Daha sonra Pir Sultan Abdal Kültür Derneği Dersim Başkanı Ali Gerçek’de, Ali Ekber Yurt’u “düşkün”olarak kabul ettiklerini söyledi.
Dersim “terör” yuvasıymış
Bahsi geçen e-posta mektubu ise şu şekildeydi,
“Şahsım Tunceli Cemevi başkanı ve dedesiyim. Bu sıfatla Sayın Cumhurbaşkanımız R. Tayip Erdoğan’ın 2 kez, Sayın Başbakanımızın 1 kez davetlisi olarak programlarına katıldım. Sayın Ahmet Davutoğlu başbakanımızı ve Sayın Abdullah Gül’ü cemevimizde ağırlama şerefine nail olmuş biriyim. Devletime ve hükümetime sadakatle bağlılığım, Alevi çalıştaylarına ve Alevilik ile ilgili tüm toplantılara katıldım hemen hemen. Tunceli gibi terörün fazla olduğu bu ilde devlete olan bu sadakatim beni hep o illegal şer yapılara hedef etmiştir. Tek dayanağım önce Allah sonra devletimizdir. Ancak Tunceli’de tüm bu yönlerimize rağmen uğradığımız haksızlıklar ve adaletsizlikler beni bu yazıyı yazmaya mecburi kıldı. Sayın Başbakanım suçumuz ne bilmiyorum. Her vatandaş gibi ekmeğimizin kavgası içindeyiz. Ancak hiçbir şer yapının içinde yer almamamıza rağmen hep haksızlıklara maruz kalıyoruz.

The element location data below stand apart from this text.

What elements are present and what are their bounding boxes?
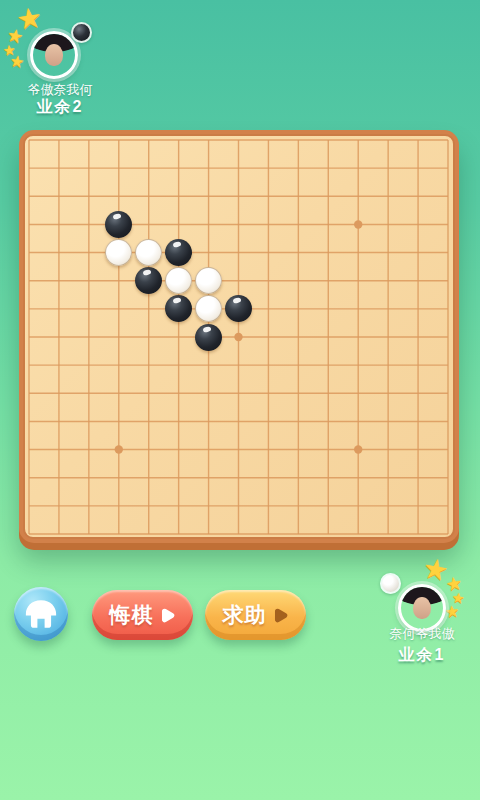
help-button-label: 求助: [223, 601, 267, 629]
black-stone-badge: [71, 22, 92, 43]
undo-button-label: 悔棋: [110, 601, 154, 629]
star-icon: ★: [9, 53, 25, 71]
star-point: [115, 445, 123, 453]
help-button[interactable]: 求助: [205, 590, 306, 640]
play-teardrop-icon: [159, 607, 176, 624]
gomoku-board[interactable]: [19, 130, 459, 543]
board-grid: [25, 136, 452, 536]
player-rank: 业余1: [362, 645, 480, 666]
board-face[interactable]: [23, 134, 455, 539]
star-point: [354, 445, 362, 453]
home-icon: [23, 596, 59, 632]
avatar[interactable]: [30, 31, 78, 79]
stone-black: [165, 239, 192, 266]
white-stone-badge: [380, 573, 401, 594]
star-icon: ★: [444, 603, 460, 620]
home-button[interactable]: [14, 587, 68, 641]
star-point: [234, 333, 242, 341]
undo-button[interactable]: 悔棋: [92, 590, 193, 640]
stone-black: [195, 324, 222, 351]
stone-black: [105, 211, 132, 238]
game-screen: ★ ★ ★ ★ 爷傲奈我何 业余2 悔棋 求助 ★ ★ ★: [0, 0, 480, 800]
player-rank: 业余2: [0, 97, 120, 118]
star-point: [354, 220, 362, 228]
player-name: 奈何爷我傲: [362, 625, 480, 643]
play-teardrop-icon: [272, 607, 289, 624]
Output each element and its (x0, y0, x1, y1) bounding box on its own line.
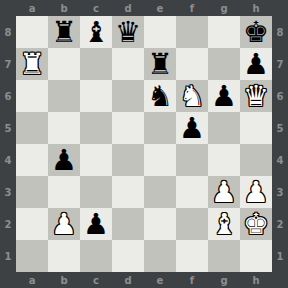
square-c5[interactable] (80, 112, 112, 144)
rank-label-left-2: 2 (0, 208, 16, 240)
square-b6[interactable] (48, 80, 80, 112)
square-c7[interactable] (80, 48, 112, 80)
square-a1[interactable] (16, 240, 48, 272)
square-h4[interactable] (240, 144, 272, 176)
rank-label-right-8: 8 (272, 16, 288, 48)
square-e4[interactable] (144, 144, 176, 176)
file-label-top-g: g (208, 0, 240, 16)
square-c4[interactable] (80, 144, 112, 176)
square-b5[interactable] (48, 112, 80, 144)
square-g1[interactable] (208, 240, 240, 272)
file-label-top-b: b (48, 0, 80, 16)
file-label-top-c: c (80, 0, 112, 16)
square-f5[interactable]: ♟ (176, 112, 208, 144)
square-f4[interactable] (176, 144, 208, 176)
square-e2[interactable] (144, 208, 176, 240)
square-g3[interactable]: ♟ (208, 176, 240, 208)
square-c3[interactable] (80, 176, 112, 208)
square-c8[interactable]: ♝ (80, 16, 112, 48)
piece-black-rook[interactable]: ♜ (147, 48, 173, 80)
square-g8[interactable] (208, 16, 240, 48)
square-f6[interactable]: ♞ (176, 80, 208, 112)
square-a3[interactable] (16, 176, 48, 208)
square-d6[interactable] (112, 80, 144, 112)
square-b2[interactable]: ♟ (48, 208, 80, 240)
square-b3[interactable] (48, 176, 80, 208)
rank-label-right-7: 7 (272, 48, 288, 80)
piece-white-king[interactable]: ♚ (243, 208, 269, 240)
piece-black-pawn[interactable]: ♟ (179, 112, 205, 144)
file-label-bottom-d: d (112, 272, 144, 288)
piece-white-rook[interactable]: ♜ (19, 48, 45, 80)
piece-white-pawn[interactable]: ♟ (243, 176, 269, 208)
file-label-bottom-e: e (144, 272, 176, 288)
file-labels-top: abcdefgh (16, 0, 272, 16)
piece-black-pawn[interactable]: ♟ (51, 144, 77, 176)
square-a6[interactable] (16, 80, 48, 112)
rank-label-left-7: 7 (0, 48, 16, 80)
piece-black-queen[interactable]: ♛ (115, 16, 141, 48)
square-f7[interactable] (176, 48, 208, 80)
rank-labels-right: 87654321 (272, 16, 288, 272)
square-g2[interactable]: ♝ (208, 208, 240, 240)
file-labels-bottom: abcdefgh (16, 272, 272, 288)
square-a5[interactable] (16, 112, 48, 144)
square-f1[interactable] (176, 240, 208, 272)
rank-label-right-3: 3 (272, 176, 288, 208)
square-d1[interactable] (112, 240, 144, 272)
rank-label-right-4: 4 (272, 144, 288, 176)
rank-labels-left: 87654321 (0, 16, 16, 272)
square-h1[interactable] (240, 240, 272, 272)
square-f2[interactable] (176, 208, 208, 240)
square-c1[interactable] (80, 240, 112, 272)
square-d4[interactable] (112, 144, 144, 176)
file-label-bottom-b: b (48, 272, 80, 288)
square-b1[interactable] (48, 240, 80, 272)
rank-label-right-2: 2 (272, 208, 288, 240)
square-e7[interactable]: ♜ (144, 48, 176, 80)
square-d7[interactable] (112, 48, 144, 80)
piece-white-pawn[interactable]: ♟ (51, 208, 77, 240)
file-label-top-f: f (176, 0, 208, 16)
square-h7[interactable]: ♟ (240, 48, 272, 80)
square-h6[interactable]: ♛ (240, 80, 272, 112)
rank-label-left-3: 3 (0, 176, 16, 208)
square-a4[interactable] (16, 144, 48, 176)
file-label-top-a: a (16, 0, 48, 16)
file-label-bottom-f: f (176, 272, 208, 288)
square-g7[interactable] (208, 48, 240, 80)
piece-black-pawn[interactable]: ♟ (243, 48, 269, 80)
square-b4[interactable]: ♟ (48, 144, 80, 176)
file-label-top-d: d (112, 0, 144, 16)
chess-board-window: abcdefgh 87654321 ♜♝♛♚♜♜♟♞♞♟♛♟♟♟♟♟♟♝♚ 87… (0, 0, 288, 288)
rank-label-left-4: 4 (0, 144, 16, 176)
rank-label-left-1: 1 (0, 240, 16, 272)
square-e6[interactable]: ♞ (144, 80, 176, 112)
board: ♜♝♛♚♜♜♟♞♞♟♛♟♟♟♟♟♟♝♚ (16, 16, 272, 272)
rank-label-left-8: 8 (0, 16, 16, 48)
rank-label-left-6: 6 (0, 80, 16, 112)
square-c2[interactable]: ♟ (80, 208, 112, 240)
square-a7[interactable]: ♜ (16, 48, 48, 80)
square-d5[interactable] (112, 112, 144, 144)
square-h5[interactable] (240, 112, 272, 144)
square-h2[interactable]: ♚ (240, 208, 272, 240)
square-e5[interactable] (144, 112, 176, 144)
rank-label-right-1: 1 (272, 240, 288, 272)
square-d8[interactable]: ♛ (112, 16, 144, 48)
piece-white-bishop[interactable]: ♝ (211, 208, 237, 240)
rank-label-right-6: 6 (272, 80, 288, 112)
piece-black-king[interactable]: ♚ (243, 16, 269, 48)
square-d3[interactable] (112, 176, 144, 208)
square-g6[interactable]: ♟ (208, 80, 240, 112)
square-h3[interactable]: ♟ (240, 176, 272, 208)
square-g4[interactable] (208, 144, 240, 176)
square-d2[interactable] (112, 208, 144, 240)
file-label-bottom-h: h (240, 272, 272, 288)
piece-black-pawn[interactable]: ♟ (211, 80, 237, 112)
square-g5[interactable] (208, 112, 240, 144)
square-f3[interactable] (176, 176, 208, 208)
piece-black-bishop[interactable]: ♝ (83, 16, 109, 48)
file-label-bottom-g: g (208, 272, 240, 288)
square-a8[interactable] (16, 16, 48, 48)
piece-white-knight[interactable]: ♞ (179, 80, 205, 112)
rank-label-left-5: 5 (0, 112, 16, 144)
file-label-top-e: e (144, 0, 176, 16)
file-label-bottom-a: a (16, 272, 48, 288)
square-a2[interactable] (16, 208, 48, 240)
rank-label-right-5: 5 (272, 112, 288, 144)
piece-black-rook[interactable]: ♜ (51, 16, 77, 48)
square-c6[interactable] (80, 80, 112, 112)
square-e3[interactable] (144, 176, 176, 208)
square-b7[interactable] (48, 48, 80, 80)
file-label-top-h: h (240, 0, 272, 16)
square-b8[interactable]: ♜ (48, 16, 80, 48)
piece-black-knight[interactable]: ♞ (147, 80, 173, 112)
piece-white-queen[interactable]: ♛ (243, 80, 269, 112)
square-e8[interactable] (144, 16, 176, 48)
square-f8[interactable] (176, 16, 208, 48)
square-e1[interactable] (144, 240, 176, 272)
file-label-bottom-c: c (80, 272, 112, 288)
square-h8[interactable]: ♚ (240, 16, 272, 48)
piece-black-pawn[interactable]: ♟ (83, 208, 109, 240)
piece-white-pawn[interactable]: ♟ (211, 176, 237, 208)
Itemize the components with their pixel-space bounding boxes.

Bizler Sarı Saltuk gibi Anadolu’yu ve Balkanları İslamlaştıran ve Türkleştiren bir soyun evladı olarak hala o ceddimizin misyonunu sürdürme çabası içindeyiz. Bu mu acaba kusurumuz. Konuya gireyim artık. Sayın Başbakanım. Tunceli ili Hozat ilçesi SYDV eleman alıyor. Yeğenim N.A. başvuruyor. Puan olarak mülakata giriyor. Gerekli yerlerle görüşüyoruz. Bizi biliyor tanıyorsunuz. Bu yeğenimizin hakkını yemeyin. Biz torpil istemiyoruz haşa. Sadece bilinen bir aile bu ailenin çocuğuna haksızlık etmeyin diyoruz. Mülakat oluyor kız 3. sıradaki başka birini almaları neticesinde eleniyor. Yeğenime soruyorum ‘Soruları mı bilmedin’ ‘Yok dayı’ diyor. ‘Beş soruya da cevap verdim’. Üstelik kazanan çocuk sınav çıkışı ‘İki soruya cevap veremedim’ demiş.”

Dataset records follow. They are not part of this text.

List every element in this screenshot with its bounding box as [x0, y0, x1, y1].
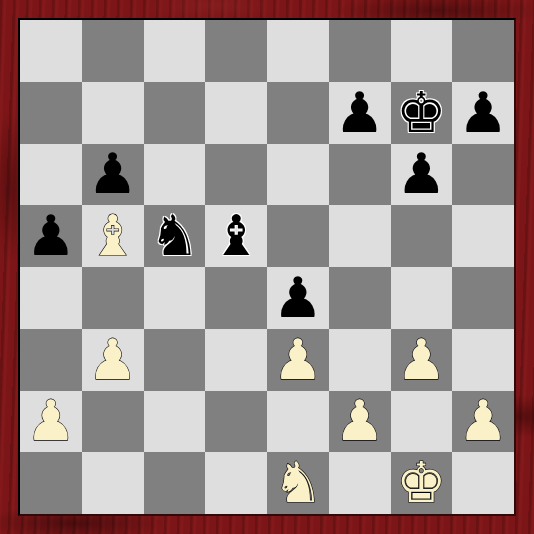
- square-h1[interactable]: [452, 452, 514, 514]
- square-d2[interactable]: [205, 391, 267, 453]
- square-f7[interactable]: ♟: [329, 82, 391, 144]
- square-c1[interactable]: [144, 452, 206, 514]
- white-king[interactable]: ♚: [396, 455, 446, 511]
- white-pawn[interactable]: ♟: [88, 332, 138, 388]
- square-c7[interactable]: [144, 82, 206, 144]
- square-a4[interactable]: [20, 267, 82, 329]
- board-frame: ♟♚♟♟♟♟♝♞♝♟♟♟♟♟♟♟♞♚: [0, 0, 534, 534]
- square-a5[interactable]: ♟: [20, 205, 82, 267]
- black-bishop[interactable]: ♝: [211, 208, 261, 264]
- black-knight[interactable]: ♞: [149, 208, 199, 264]
- square-g6[interactable]: ♟: [391, 144, 453, 206]
- square-f1[interactable]: [329, 452, 391, 514]
- square-c5[interactable]: ♞: [144, 205, 206, 267]
- square-e7[interactable]: [267, 82, 329, 144]
- square-g3[interactable]: ♟: [391, 329, 453, 391]
- square-e6[interactable]: [267, 144, 329, 206]
- square-h3[interactable]: [452, 329, 514, 391]
- white-knight[interactable]: ♞: [273, 455, 323, 511]
- square-h2[interactable]: ♟: [452, 391, 514, 453]
- square-c3[interactable]: [144, 329, 206, 391]
- chess-board: ♟♚♟♟♟♟♝♞♝♟♟♟♟♟♟♟♞♚: [18, 18, 516, 516]
- square-g4[interactable]: [391, 267, 453, 329]
- square-h6[interactable]: [452, 144, 514, 206]
- white-pawn[interactable]: ♟: [335, 393, 385, 449]
- square-d7[interactable]: [205, 82, 267, 144]
- square-g7[interactable]: ♚: [391, 82, 453, 144]
- square-a2[interactable]: ♟: [20, 391, 82, 453]
- square-d6[interactable]: [205, 144, 267, 206]
- black-king[interactable]: ♚: [396, 85, 446, 141]
- square-a7[interactable]: [20, 82, 82, 144]
- square-e2[interactable]: [267, 391, 329, 453]
- square-b8[interactable]: [82, 20, 144, 82]
- square-h4[interactable]: [452, 267, 514, 329]
- square-b6[interactable]: ♟: [82, 144, 144, 206]
- square-a1[interactable]: [20, 452, 82, 514]
- square-a3[interactable]: [20, 329, 82, 391]
- square-e8[interactable]: [267, 20, 329, 82]
- square-d3[interactable]: [205, 329, 267, 391]
- square-e1[interactable]: ♞: [267, 452, 329, 514]
- square-h5[interactable]: [452, 205, 514, 267]
- black-pawn[interactable]: ♟: [396, 146, 446, 202]
- square-b5[interactable]: ♝: [82, 205, 144, 267]
- square-a6[interactable]: [20, 144, 82, 206]
- black-pawn[interactable]: ♟: [273, 270, 323, 326]
- square-f5[interactable]: [329, 205, 391, 267]
- square-b1[interactable]: [82, 452, 144, 514]
- square-d4[interactable]: [205, 267, 267, 329]
- square-b3[interactable]: ♟: [82, 329, 144, 391]
- black-pawn[interactable]: ♟: [458, 85, 508, 141]
- white-bishop[interactable]: ♝: [88, 208, 138, 264]
- square-b4[interactable]: [82, 267, 144, 329]
- square-g5[interactable]: [391, 205, 453, 267]
- square-e4[interactable]: ♟: [267, 267, 329, 329]
- white-pawn[interactable]: ♟: [273, 332, 323, 388]
- square-h7[interactable]: ♟: [452, 82, 514, 144]
- square-c6[interactable]: [144, 144, 206, 206]
- square-d5[interactable]: ♝: [205, 205, 267, 267]
- square-f6[interactable]: [329, 144, 391, 206]
- square-f8[interactable]: [329, 20, 391, 82]
- square-d8[interactable]: [205, 20, 267, 82]
- square-e3[interactable]: ♟: [267, 329, 329, 391]
- square-g8[interactable]: [391, 20, 453, 82]
- square-b2[interactable]: [82, 391, 144, 453]
- white-pawn[interactable]: ♟: [458, 393, 508, 449]
- square-h8[interactable]: [452, 20, 514, 82]
- black-pawn[interactable]: ♟: [335, 85, 385, 141]
- square-b7[interactable]: [82, 82, 144, 144]
- black-pawn[interactable]: ♟: [26, 208, 76, 264]
- square-g1[interactable]: ♚: [391, 452, 453, 514]
- white-pawn[interactable]: ♟: [396, 332, 446, 388]
- square-f2[interactable]: ♟: [329, 391, 391, 453]
- square-c2[interactable]: [144, 391, 206, 453]
- square-f3[interactable]: [329, 329, 391, 391]
- square-c4[interactable]: [144, 267, 206, 329]
- square-d1[interactable]: [205, 452, 267, 514]
- white-pawn[interactable]: ♟: [26, 393, 76, 449]
- square-e5[interactable]: [267, 205, 329, 267]
- square-a8[interactable]: [20, 20, 82, 82]
- black-pawn[interactable]: ♟: [88, 146, 138, 202]
- square-g2[interactable]: [391, 391, 453, 453]
- square-c8[interactable]: [144, 20, 206, 82]
- square-f4[interactable]: [329, 267, 391, 329]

“Sorup soruşturuyorum. Ne imiş güya eniştemiz oradaki ilçe başkanına hakaret etmiş. Eniştem Kuran-ı Kerim getirin el basayım ki yok öyle bir şey diyor. Kaldı ki Hozat ilçe başkanının babası, HDP ve PKK’nın tüm programlarına dede olarak katılıp Sayın Cumhurbaşkanımıza, devletimize ve hükümetimize katil mi, faşist mi her türlü hakaretleri ediyor ve bizleri de kendi deyimi ile AKP’li faşist devlet yanlısı gibi söylemlerle sürekli örgütlere hedef gösteriyor. Araştırıp sordurabilirsiniz. Tavlacı Mustafa Genç Dede. Sayın başbakanım bu ilk de değil üstelik. Bundan iki ay evvel de yine eşim Adalet Bakanlığı Hozat Yazı İşleri Müdürlüğünü 1.lik ile kazandı ama elendi. Takdiri sizlere bırakıyorum. Yukarıda da bahsettim. Sarı Saltık neslinden gelen ve Alevi Camiasında Hozatlı Ahmet YURT dede olarak tanınan ve o zatın dergahında yetişip pişen biri olarak ve sizlerle Çankaya Köşkünde bizzat kahvaltılı toplantıda ve Tunceli Cemevi’nde görüşme şerefine nail olan biri olarak bu haksızlıkları sizlere iletmeyi bir görev biliyorum. Tunceli de kapsında onlarca tehdite rağmen Türk bayrağını indirmeyen ve canla başla teröre karşı devletinin ve hükümetinin yanında yer alan bir aile mensupları olarak biz bunları hak ediyor muyuz?”